According to the Daily Kos blog, here’s how the “improvement act” would work:
Under Dodd-Frank rules, banks are barred from using Federal Deposit Insurance Corporation (FDIC)-insured funds (that means funds insured by you, the average American depositor and taxpayer) to engage in the trading of certain types of high-risk derivatives (“swaps” are a type of derivative).
Remember derivatives, the risky financial instruments that were largely responsible for bringing down Countrywide Mortgages, Bear Stearns, AIG, Lehman Brothers, Washington Mutual, Wachovia and very nearly the Nation’s entire financial system?
Well, big banks want your guarantee that you’ll help them out if their investments head south once again. In short, this bill socializes risk (we all pay for their gambles if they fail) and privatizes profit (they gain a whole lot with very little risk because of your guarantee).

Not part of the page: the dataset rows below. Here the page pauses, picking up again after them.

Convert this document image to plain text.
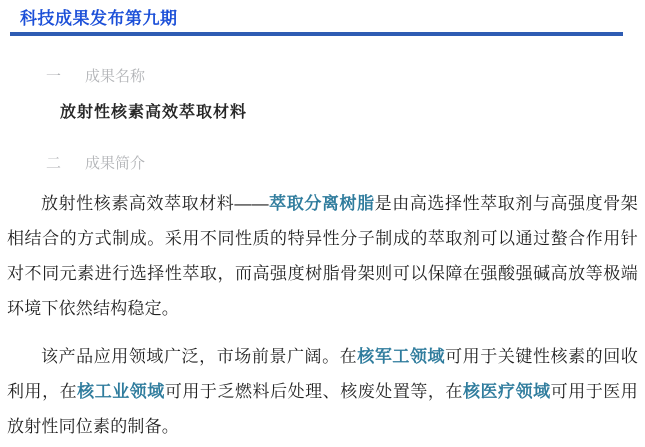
科技成果发布第九期
一 成果名称
放射性核素高效萃取材料
二 成果简介

放射性核素高效萃取材料——萃取分离树脂是由高选择性萃取剂与高强度骨架相结合的方式制成。采用不同性质的特异性分子制成的萃取剂可以通过螯合作用针对不同元素进行选择性萃取，而高强度树脂骨架则可以保障在强酸强碱高放等极端环境下依然结构稳定。

该产品应用领域广泛，市场前景广阔。在核军工领域可用于关键性核素的回收利用，在核工业领域可用于乏燃料后处理、核废处置等，在核医疗领域可用于医用放射性同位素的制备。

The bill’s path through the House was sweetened with campaign contributions to key members, according to MapLight, a clean government group.
Since Jan. 1, 2011, Citigroup has given $503,150 to current members of the House of Representatives.
Rep. Jim Himes, D-Conn., has received $66,450 from Citigroup, more than any other member of the House of Representatives. Himes is a co-sponsor of the bill.
Co-sponsors of the bill have received, on average, 16.8 times more money from Citigroup than have members of the House who have not signed on as co-sponsors.
Speaker John Boehner, R-Ohio, has received $917,500 from interests supporting the bill, more than any other member of the House of Representatives.
Rep. Randy Hultgren, R-Ill., the primary sponsor of the bill, has received $136,500 from the Securities and Investment industry, more than from any other industry.
Money talks, and the more Congress weakens Dodd-Frank, the more likely taxpayers will again have to bail out banks that are “too big to fail.”